The talks on Wednesday (16 November) between the high-level delegations, headed by Foreign Ministers Frank-Walter Steinmeier for Germany and Maite Nkoana-Mashabane for South Africa, were marked by many common interests. In addition to economic relations and cooperation in the sphere of education, the meeting focused on the challenges facing both countries at present as a result of refugee movements and migration. The International Criminal Court was also discussed.
Good economic results
The Binational Commission stems from an initiative by the Heads of Government Nelson Mandela and Helmut Kohl. Since 1996, it has met every two years, alternating between Germany and South Africa. Just under 9000 kilometres separate the two strategic partners – but they have more in common than many realise. This is partly due to the more than 600 German companies which operate in South Africa and the over 100,000 people who they employ in that country. Foreign Minister Steinmeier therefore spoke of “good results” in the economic sphere. He said there was growing interest in South Africa in German investment and German companies, in turn, are relying on the efforts of the South African Government in the spheres of good governance and conditions for investment.

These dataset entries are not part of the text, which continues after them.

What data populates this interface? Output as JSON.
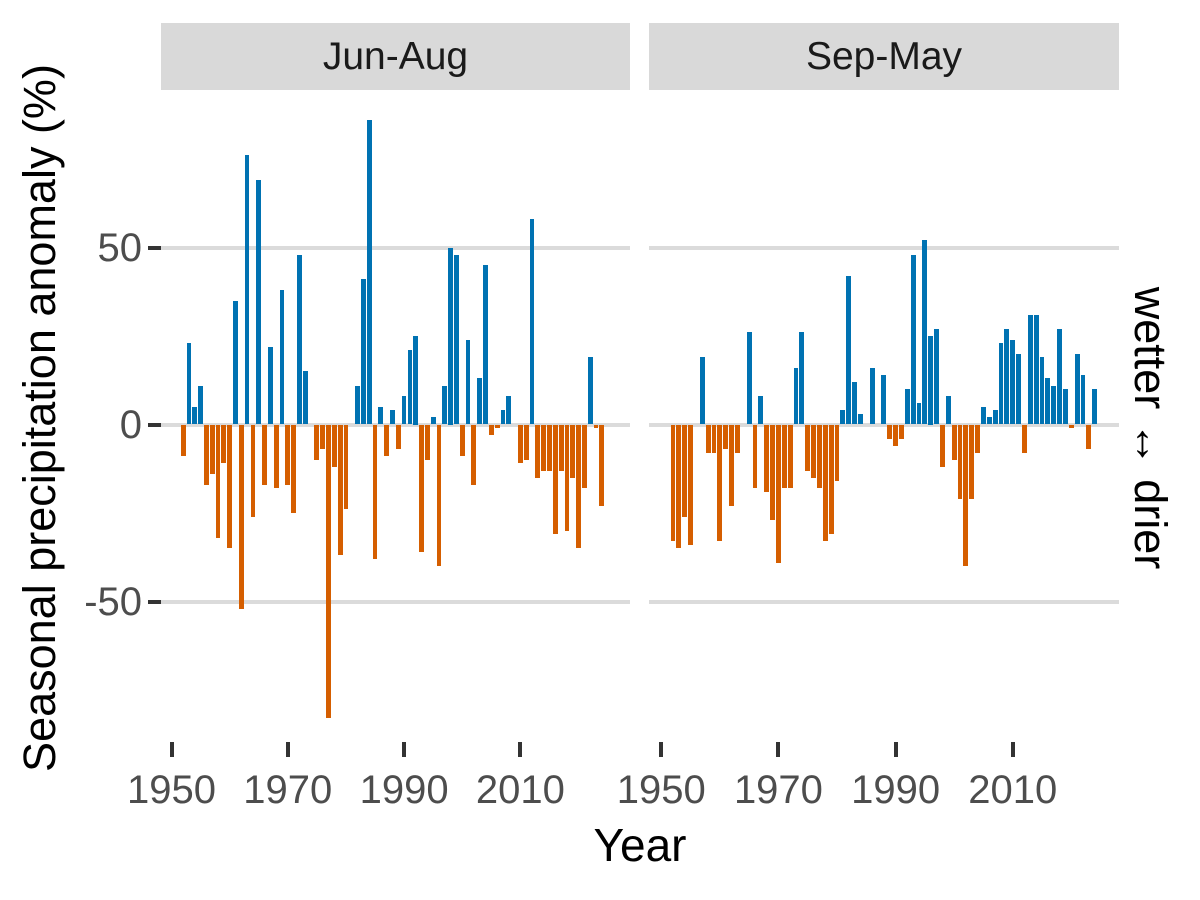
{
  "figure": {
    "y_axis": {
      "title": "Seasonal precipitation anomaly (%)"
    },
    "x_axis": {
      "title": "Year"
    },
    "right_axis": {
      "title": "wetter ↔ drier"
    },
    "facets": [
      {
        "label": "Jun-Aug"
      },
      {
        "label": "Sep-May"
      }
    ]
  },
  "chart_data": {
    "type": "bar",
    "title": "",
    "xlabel": "Year",
    "ylabel": "Seasonal precipitation anomaly (%)",
    "ylabel_right": "wetter ↔ drier",
    "facet_labels": [
      "Jun-Aug",
      "Sep-May"
    ],
    "x": [
      1952,
      1953,
      1954,
      1955,
      1956,
      1957,
      1958,
      1959,
      1960,
      1961,
      1962,
      1963,
      1964,
      1965,
      1966,
      1967,
      1968,
      1969,
      1970,
      1971,
      1972,
      1973,
      1974,
      1975,
      1976,
      1977,
      1978,
      1979,
      1980,
      1981,
      1982,
      1983,
      1984,
      1985,
      1986,
      1987,
      1988,
      1989,
      1990,
      1991,
      1992,
      1993,
      1994,
      1995,
      1996,
      1997,
      1998,
      1999,
      2000,
      2001,
      2002,
      2003,
      2004,
      2005,
      2006,
      2007,
      2008,
      2009,
      2010,
      2011,
      2012,
      2013,
      2014,
      2015,
      2016,
      2017,
      2018,
      2019,
      2020,
      2021,
      2022,
      2023,
      2024
    ],
    "series": [
      {
        "name": "Jun-Aug",
        "values": [
          -9,
          23,
          5,
          11,
          -17,
          -14,
          -32,
          -11,
          -35,
          35,
          -52,
          76,
          -26,
          69,
          -17,
          22,
          -18,
          38,
          -17,
          -25,
          48,
          15,
          0,
          -10,
          -7,
          -83,
          -12,
          -37,
          -24,
          0,
          11,
          41,
          86,
          -38,
          5,
          -9,
          4,
          -7,
          8,
          21,
          25,
          -36,
          -10,
          2,
          -40,
          11,
          50,
          48,
          -9,
          24,
          -17,
          13,
          45,
          -3,
          -1,
          4,
          8,
          0,
          -11,
          -10,
          58,
          -15,
          -13,
          -13,
          -31,
          -13,
          -30,
          -15,
          -35,
          -18,
          19,
          -1,
          -23
        ]
      },
      {
        "name": "Sep-May",
        "values": [
          -33,
          -35,
          -26,
          -34,
          0,
          19,
          -8,
          -8,
          -33,
          -7,
          -23,
          -8,
          0,
          26,
          -18,
          8,
          -19,
          -27,
          -39,
          -18,
          -18,
          16,
          26,
          -13,
          -15,
          -18,
          -33,
          -31,
          -16,
          4,
          42,
          12,
          3,
          0,
          16,
          0,
          14,
          -4,
          -6,
          -4,
          10,
          48,
          6,
          52,
          25,
          27,
          -12,
          8,
          -10,
          -21,
          -40,
          -21,
          -8,
          5,
          2,
          4,
          23,
          27,
          24,
          20,
          -8,
          31,
          31,
          19,
          13,
          11,
          27,
          10,
          -1,
          20,
          14,
          -7,
          10
        ]
      }
    ],
    "yticks": [
      50,
      0,
      -50
    ],
    "xticks": [
      1950,
      1970,
      1990,
      2010
    ],
    "ylim": [
      -94,
      94
    ],
    "grid": "horizontal-only",
    "legend": "none",
    "colors": {
      "positive_wetter": "#0072B2",
      "negative_drier": "#D55E00",
      "strip_background": "#D9D9D9",
      "gridline": "#DBDBDB",
      "axis_text": "#4D4D4D",
      "tick_mark": "#333333"
    }
  }
}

Joint challenge: refugees and migration
Something else which Germany and South Africa have in common is that they shoulder responsibility in their respective regions. Both countries have taken in a large number of refugees and now want to enter into a dialogue about migration and humanitarian assistance in order to learn from each other and to compare tried and tested instruments. The efforts of the African Union to stabilise Libya as well as how African states deal with the limitation of legislative terms were among the regional issues on the Commission’s agenda.
Discussion on the International Criminal Court
Developments surrounding the International Criminal Court were also discussed in the course of the talks. “We know that not all member states of the United Nations, including some of the larger member countries, have been in favour of the road to the International Criminal Court. It is therefore all the more regrettable that support is falling at present,” said Foreign Minister Steinmeier after the talks. The reasons why South Africa currently does not support the Court were also discussed.
At the end of the meeting, the Commission adopted a 15-page joint report which reflects the entire breadth of the cooperation: foreign and security policy, the economy and energy, development cooperation, the environment, science and technology, the arts and culture, labour and social affairs as well as vocational education and training.
The next Binational Commission is scheduled to take place in South Africa in 2018.